For those^(*) helping with this thread, you might want to check the thread: https://www.physicsforums.com/threads/integrating-motion-equation-to-derive-displacement.1015857/
in the Classical Physics Forum (which is where this thread started before being moved).
* @kuruman, @Steve4Physics

 

[nasu]

Your link take you back to this thread. It is self-referencing. Or maybe your intention was to post it in the other thread?

 

[kuruman]

Your link take you back to this thread. It is self-referencing. Or maybe your intention was to post it in the other thread?

I believe @SammyS very cleverly provided a self-referencing link to match the self-referencing "derivation" by @annamal.

 

[SammyS]

I believe @SammyS very cleverly provided a self-referencing link to match the self-referencing "derivation" by @annamal.

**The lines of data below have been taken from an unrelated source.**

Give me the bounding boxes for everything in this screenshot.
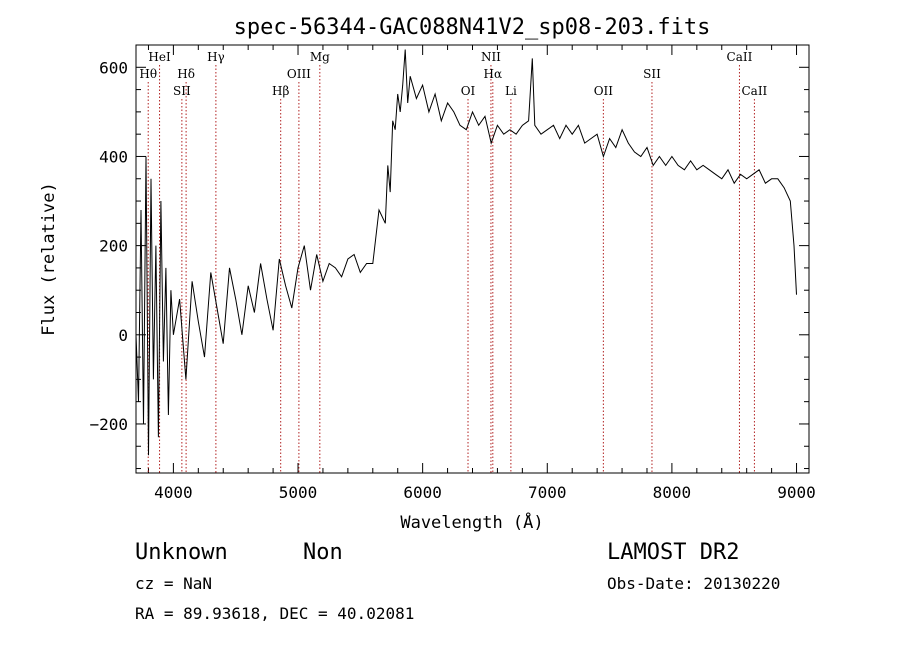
line-marker-label: OIII — [287, 67, 311, 81]
line-marker-label: Mg — [310, 50, 330, 64]
x-tick-label: 9000 — [777, 483, 816, 502]
chart-title: spec-56344-GAC088N41V2_sp08-203.fits — [234, 15, 711, 40]
line-marker-label: HeI — [148, 50, 171, 64]
survey-name: LAMOST DR2 — [607, 540, 740, 565]
object-subclass: Non — [303, 540, 343, 565]
y-tick-label: 0 — [118, 326, 128, 345]
x-tick-label: 5000 — [279, 483, 318, 502]
y-tick-label: 600 — [99, 58, 128, 77]
line-marker-label: Hα — [484, 67, 503, 81]
line-marker-label: OI — [461, 84, 476, 98]
x-axis-label: Wavelength (Å) — [400, 511, 543, 533]
x-tick-label: 8000 — [653, 483, 692, 502]
x-axis: 4000 5000 6000 7000 8000 9000 — [147, 45, 816, 502]
redshift-cz: cz = NaN — [135, 574, 213, 593]
line-marker-label: Hθ — [139, 67, 157, 81]
plot-border — [135, 44, 810, 474]
x-tick-label: 7000 — [528, 483, 567, 502]
coordinates: RA = 89.93618, DEC = 40.02081 — [135, 604, 415, 623]
line-marker-label: Hβ — [272, 84, 289, 98]
object-class: Unknown — [135, 540, 228, 565]
spectrum-line — [135, 49, 797, 456]
x-tick-label: 4000 — [154, 483, 193, 502]
y-tick-label: −200 — [89, 415, 128, 434]
y-axis-label: Flux (relative) — [39, 182, 59, 336]
y-tick-label: 400 — [99, 147, 128, 166]
y-tick-label: 200 — [99, 237, 128, 256]
line-marker-label: Hδ — [177, 67, 195, 81]
line-marker-label: OII — [594, 84, 614, 98]
y-axis: −200 0 200 400 600 — [89, 44, 809, 470]
plot-frame — [135, 44, 810, 474]
observation-date: Obs-Date: 20130220 — [607, 574, 781, 593]
spectrum-series — [135, 49, 797, 456]
x-tick-label: 6000 — [403, 483, 442, 502]
line-marker-label: NII — [481, 50, 501, 64]
line-marker-label: CaII — [741, 84, 767, 98]
line-marker-label: Li — [505, 84, 517, 98]
line-marker-label: CaII — [727, 50, 753, 64]
line-marker-label: Hγ — [207, 50, 225, 64]
line-marker-label: SII — [643, 67, 661, 81]
line-marker-label: SII — [173, 84, 191, 98]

No - not that clever today.
Sorry, I messed that up. Here's the correct link (maybe).
https://www.physicsforums.com/threads/deriving-kinematic-equation-for-position.1015909/unread

 

[kuruman]

No - not that clever today.
Sorry, I messed that up. Here's the correct link (maybe).
https://www.physicsforums.com/threads/deriving-kinematic-equation-for-position.1015909/unread

Too bad. I thought I was onto something. I wasn't aware of the other thread.

 

[PeroK]

To add to what has been said:$$v_i = v(t_i) \equiv v\rvert_{t=t_i} \equiv \frac{dx}{dt}\rvert_{t = t_i}$$In other words, $v_i$ is the velocity function of time evaluated at a specific time $t_i$. Likewise $x_i$ is the position function of time evaluated at $t_i$. It's not a function of $t$, so $\dfrac{dx_i}{dt}$ is meaningless.